JB: We recorded Water ourselves, but this time we rented this studio called Jamdek, in Humboldt Park, where we all live. It was literally just the three of us in there for two weeks with a lot of space and nice microphones. We were intensely, deeply in our own little world. On the last record we got frustrated, but this time it was really smooth.

EK: Less tears! We’re still scrappy by nature, but we tried to refine things a little more. Instead of being like, “OK, we have four days and this much money and we have to make it happen,” which we’re good at, it was nice to have two whole weeks and really lean in. I like improv and live energy, so recording is usually hell for me. My last year of darkness was mostly around mental-health things, so for me it was like, “How can I go into recording and not feel trapped?” Having a lot of time and space let me feel less like, “I have to get the take, and if I don’t, I’m gonna break a chair against the wall.”

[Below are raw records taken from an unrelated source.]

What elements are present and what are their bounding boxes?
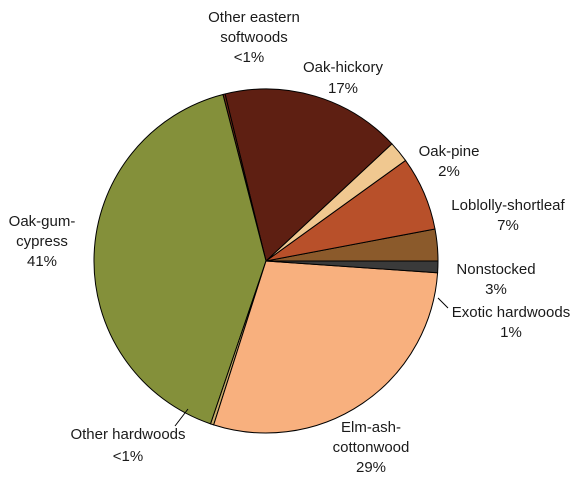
label-nonstocked-pct: 3%: [485, 281, 507, 298]
label-oak-gum-pct: 41%: [27, 253, 57, 270]
label-oak-gum-cypress: Oak-gum- cypress 41%: [9, 213, 76, 270]
slice-oak-gum-cypress: [93, 93, 267, 425]
label-oak-hickory: Oak-hickory 17%: [303, 59, 384, 97]
slice-oak-hickory: [224, 88, 393, 262]
label-elm-pct: 29%: [356, 459, 386, 476]
label-other-hardwoods-name: Other hardwoods: [70, 426, 185, 443]
label-loblolly-shortleaf: Loblolly-shortleaf 7%: [451, 197, 565, 234]
label-oak-gum-line1: Oak-gum-: [9, 213, 76, 230]
pie-slices: [93, 88, 439, 434]
label-exotic-name: Exotic hardwoods: [452, 304, 570, 321]
label-nonstocked-name: Nonstocked: [456, 261, 535, 278]
label-nonstocked: Nonstocked 3%: [456, 261, 535, 298]
label-oak-pine: Oak-pine 2%: [419, 143, 480, 180]
leader-other-hardwoods: [174, 408, 189, 427]
label-other-eastern-softwoods-line2: softwoods: [220, 29, 288, 46]
label-other-eastern-softwoods: Other eastern softwoods <1%: [208, 9, 300, 66]
label-other-hardwoods: Other hardwoods <1%: [70, 408, 189, 465]
label-oak-pine-name: Oak-pine: [419, 143, 480, 160]
label-other-eastern-softwoods-pct: <1%: [234, 49, 264, 66]
label-other-hardwoods-pct: <1%: [113, 448, 143, 465]
label-oak-hickory-pct: 17%: [328, 80, 358, 97]
leader-exotic-hardwoods: [437, 297, 449, 309]
slice-exotic-hardwoods: [265, 260, 439, 274]
label-elm-line1: Elm-ash-: [341, 419, 401, 436]
label-elm-line2: cottonwood: [333, 439, 410, 456]
slice-elm-ash-cottonwood: [213, 260, 439, 434]
label-oak-pine-pct: 2%: [438, 163, 460, 180]
label-exotic-hardwoods: Exotic hardwoods 1%: [437, 297, 570, 341]
label-oak-gum-line2: cypress: [16, 233, 68, 250]
label-other-eastern-softwoods-line1: Other eastern: [208, 9, 300, 26]
label-exotic-pct: 1%: [500, 324, 522, 341]
label-loblolly-name: Loblolly-shortleaf: [451, 197, 565, 214]
label-oak-hickory-name: Oak-hickory: [303, 59, 384, 76]
label-elm-ash-cottonwood: Elm-ash- cottonwood 29%: [333, 419, 410, 476]
label-loblolly-pct: 7%: [497, 217, 519, 234]
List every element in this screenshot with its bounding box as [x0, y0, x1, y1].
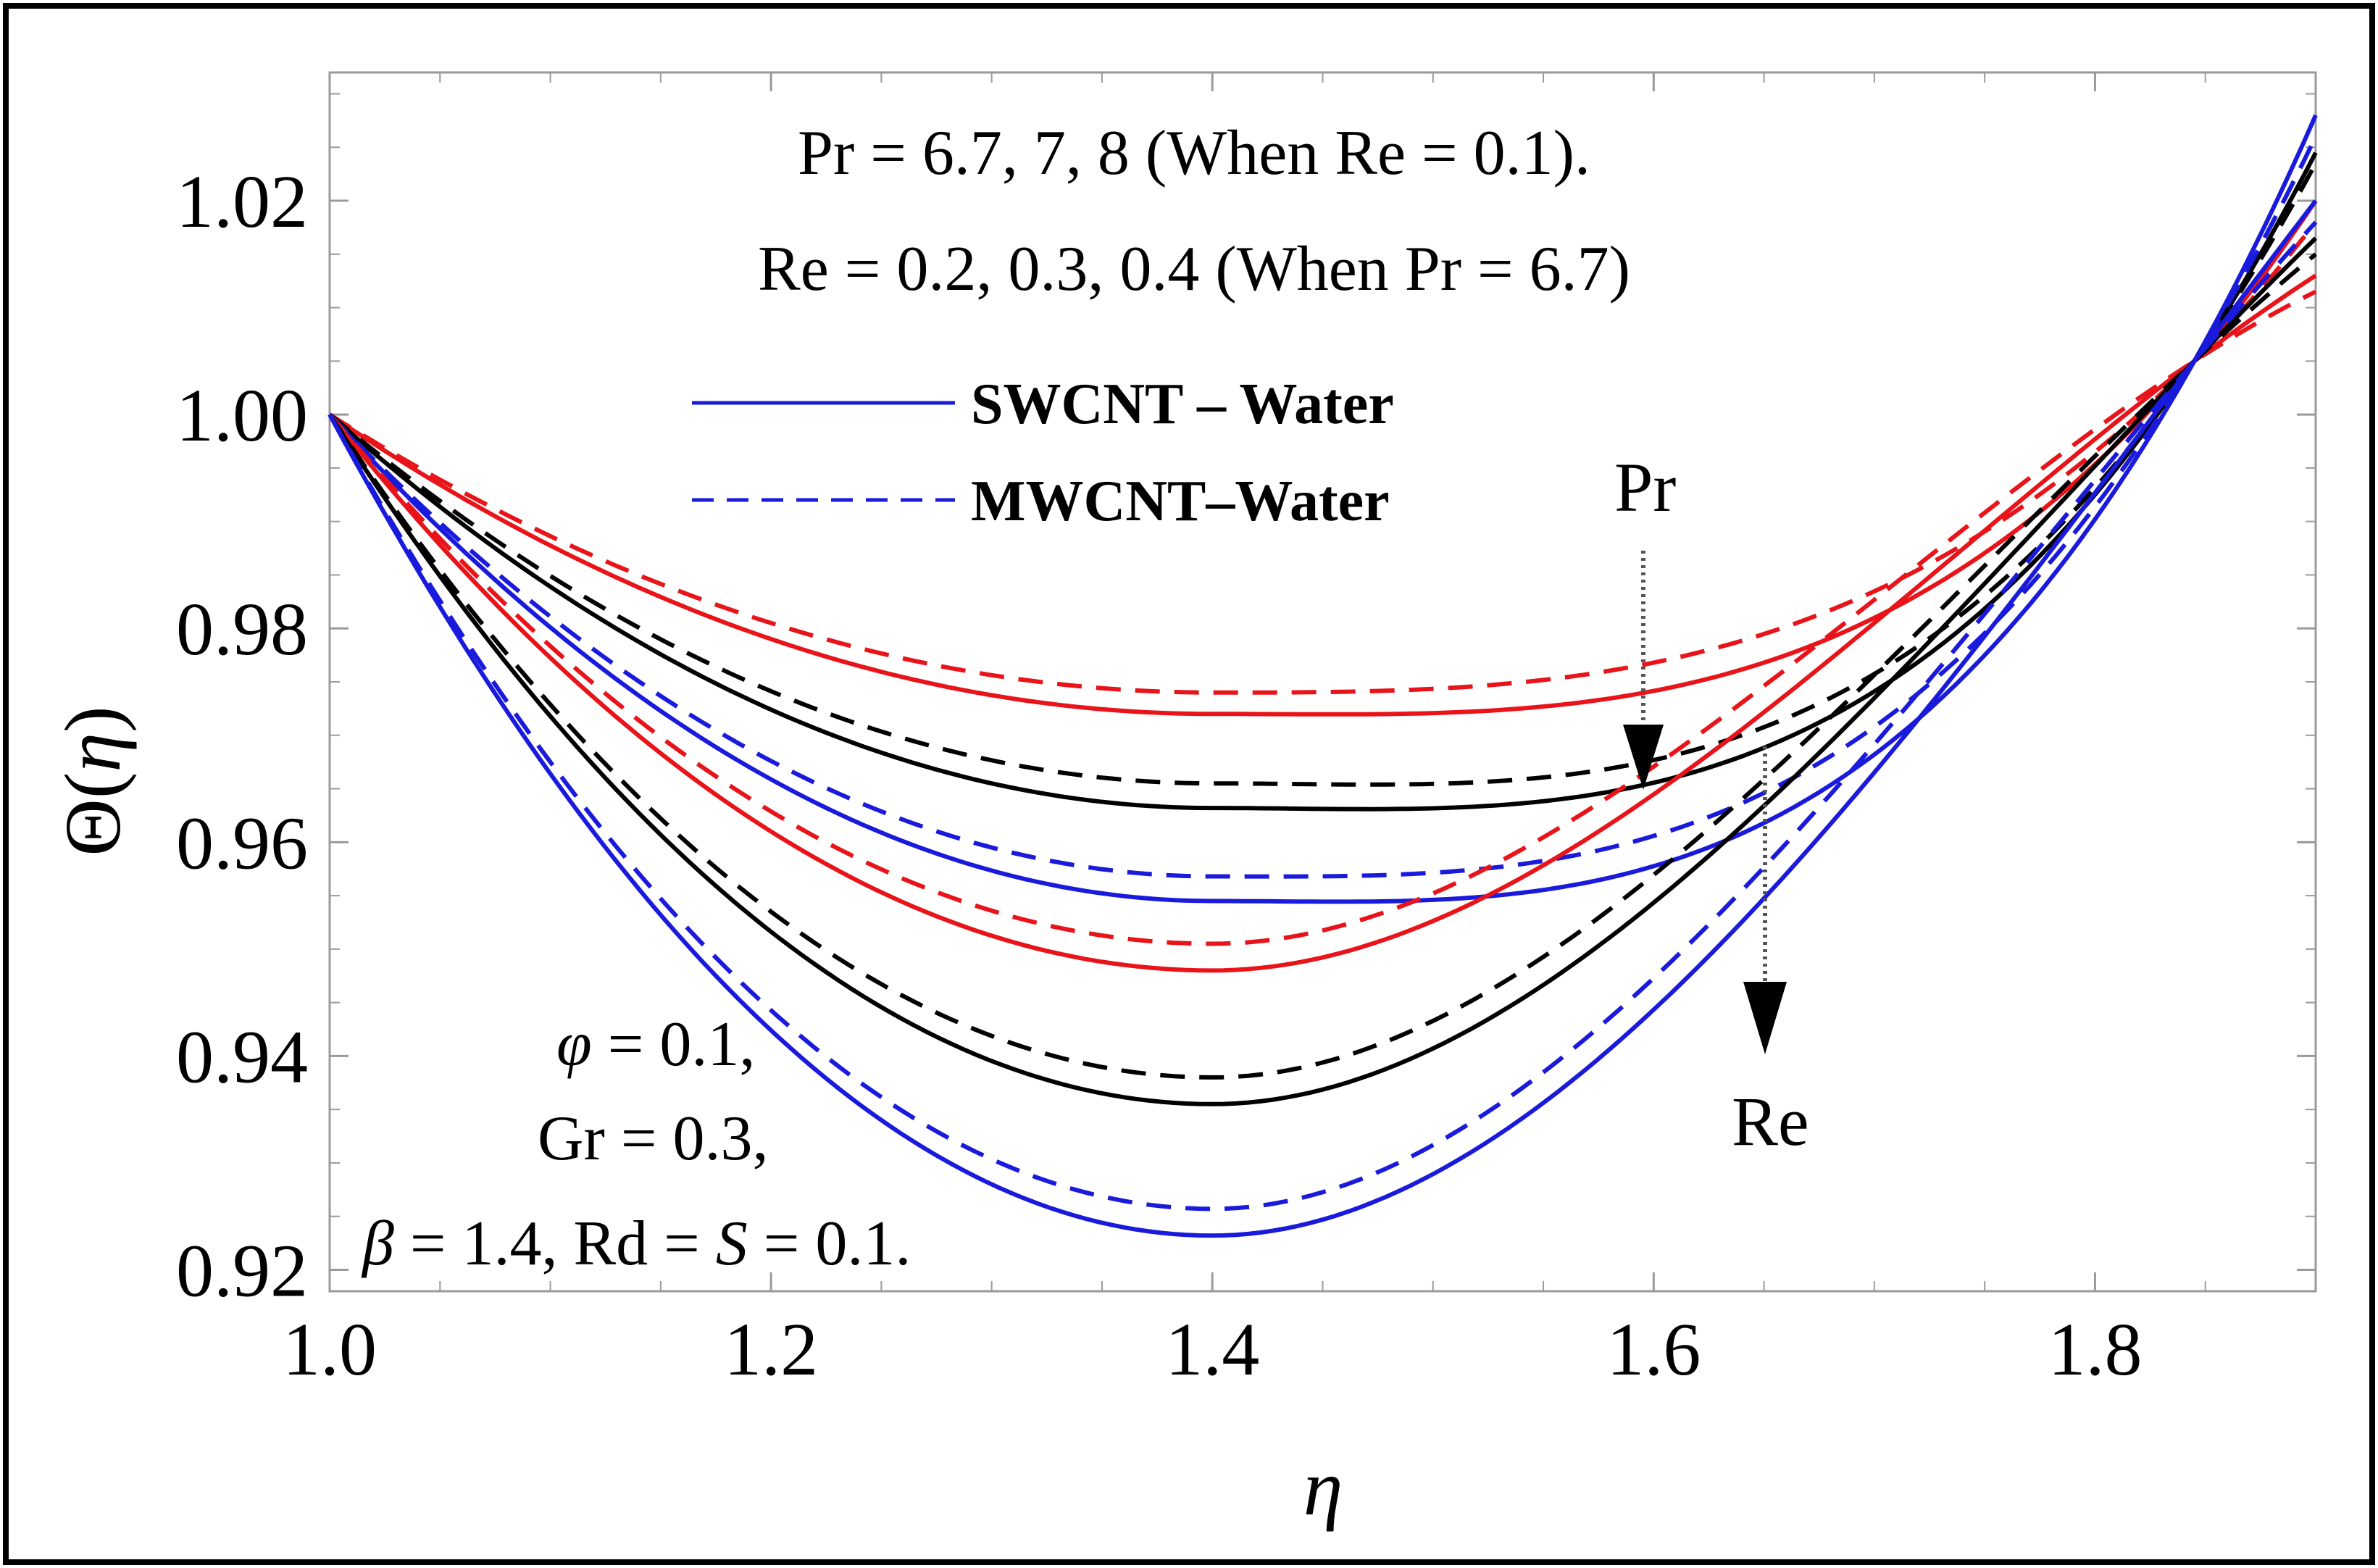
x-axis-title: η — [1303, 1443, 1343, 1532]
y-tick-label: 1.02 — [176, 160, 308, 243]
legend-dashed-label: MWCNT–Water — [971, 470, 1390, 533]
pr-arrow-label: Pr — [1614, 449, 1676, 526]
phi-value: = 0.1, — [592, 1009, 756, 1080]
annotation-gr: Gr = 0.3, — [538, 1104, 768, 1174]
x-tick-label: 1.0 — [283, 1308, 377, 1391]
y-tick-label: 0.98 — [176, 588, 308, 671]
pr-arrow: Pr — [1614, 449, 1676, 790]
s-value: = 0.1. — [748, 1209, 911, 1279]
pr-arrow-head — [1623, 725, 1664, 790]
beta-rd-text: = 1.4, Rd = — [394, 1209, 716, 1279]
annotation-pr-values: Pr = 6.7, 7, 8 (When Re = 0.1). — [798, 118, 1590, 188]
phi-symbol: φ — [556, 1009, 592, 1080]
series-line-8 — [328, 289, 2317, 946]
y-axis-title-var: η — [49, 733, 137, 772]
y-tick-label: 0.92 — [176, 1229, 308, 1312]
figure-frame — [3, 3, 2375, 1565]
annotation-phi: φ = 0.1, — [556, 1009, 755, 1080]
legend: SWCNT – Water MWCNT–Water — [692, 372, 1394, 533]
re-arrow-head — [1743, 982, 1787, 1054]
series-line-3 — [328, 151, 2318, 812]
series-layer — [328, 114, 2318, 1238]
re-arrow-label: Re — [1732, 1083, 1809, 1160]
y-tick-label: 0.94 — [176, 1015, 308, 1098]
annotation-beta-rd-s: β = 1.4, Rd = S = 0.1. — [361, 1209, 911, 1279]
y-tick-label: 0.96 — [176, 801, 308, 885]
re-arrow: Re — [1732, 746, 1809, 1160]
beta-symbol: β — [361, 1209, 394, 1279]
series-line-10 — [328, 252, 2317, 1080]
series-line-4 — [328, 162, 2318, 787]
x-tick-label: 1.6 — [1606, 1308, 1701, 1391]
x-tick-label: 1.4 — [1165, 1308, 1259, 1391]
s-symbol: S — [716, 1209, 748, 1279]
y-tick-label: 1.00 — [176, 374, 308, 457]
x-tick-label: 1.8 — [2048, 1308, 2142, 1391]
series-line-12 — [328, 220, 2318, 1212]
y-axis-title-suffix: ) — [49, 706, 137, 733]
legend-solid-label: SWCNT – Water — [971, 372, 1394, 436]
annotation-re-values: Re = 0.2, 0.3, 0.4 (When Pr = 6.7) — [758, 234, 1630, 304]
series-line-7 — [328, 273, 2317, 973]
x-tick-label: 1.2 — [724, 1308, 818, 1391]
series-line-5 — [328, 114, 2318, 904]
series-line-9 — [328, 236, 2318, 1106]
y-axis-title: Θ(η) — [49, 706, 137, 856]
y-axis-title-prefix: Θ( — [49, 772, 137, 856]
ticks-layer: 1.0 1.2 1.4 1.6 1.8 0.92 0.94 0.96 0.98 1.00 1.02 — [176, 72, 2316, 1391]
series-line-11 — [328, 199, 2318, 1238]
series-line-1 — [328, 199, 2318, 717]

Are your lyrics mostly autobiographical, or are they character studies?

EK: Mine are totally autobiographical. I try to stay really honest—it’s like my journal. I’ll cloak it with enough mystery so that it’s not too obvious, but sometimes it’s super direct. Someone like Dolly can assume a character and write very well about someone totally different from her, which is her special skill. For me, it feels better to be vulnerable in this way.

JB: If I’m trying to articulate something that I’m going through emotionally, it’s much easier for me to process it in the form of lyrics. The last couple of years, everything has seemed so fucked—I was going through some personal times that felt like the end of the world. In parallel, being surrounded by all this hate and xenophobia and Trump and the environment—just like making sense of all the sadness right now. And then obviously the [pandemic] crisis. Sometimes it’s easier to bottle up this feeling in a song.

Emily, you do so many different things with your voice, from your wide range to your yelps and interjections. Is that an intentional part of the songwriting process, or is it more intuitive?

EK: One-hundred-percent intuitive. I think of my voice like a house with many closets and lots of outfits that I can put on. Can I do whispery Lana Del Rey voice? Or operatic, bird-noise voice? On this album I was obsessed with James Brown-y stuff. I know I can sing well, but I like singing not well, as a choice. I’m not trained. I just started singing out of nowhere when I was 23. I was this crazy party person, and then I got sober when I was 21 and it was a very transformative time for me. I discovered music, literally. I was like, “Music is magical!” I had always been a visual artist. I was really shy and didn’t want to play in front of people, total stage fright. But I would sing and people would tell me, “You’re really good.” I thought everyone was just being polite, but I couldn’t stop singing. It was like I was possessed. I was like, “I have to keep doing this thing that makes me feel like dying.” And then through the years it’s become my favorite thing in the world.

When you’re writing songs where you both sing, how does that work? Are you writing together or are you comparing notes and seeing what fits together?

EK: We usually just start playing. It’s rare that we’ll bring in something written. We go to practice and if one of us starts playing, then the rest of us follow.

JB: With vocals, if Emily seems to be onto something, I’ll hang back, or vice versa. Whoever has the spark, we give them the space within our little jam to go down the rabbit hole.

EK: Me and Jason are both very strong personalities, but we work very well together, musically. We listen to each other and allow each other to both be leads, which I find to be incredible. I’ve been in a million bands, and I haven’t been in another where two people with equal power can share the spotlight. I like that we can set that example for other people. Like, you can share power and it’s chill.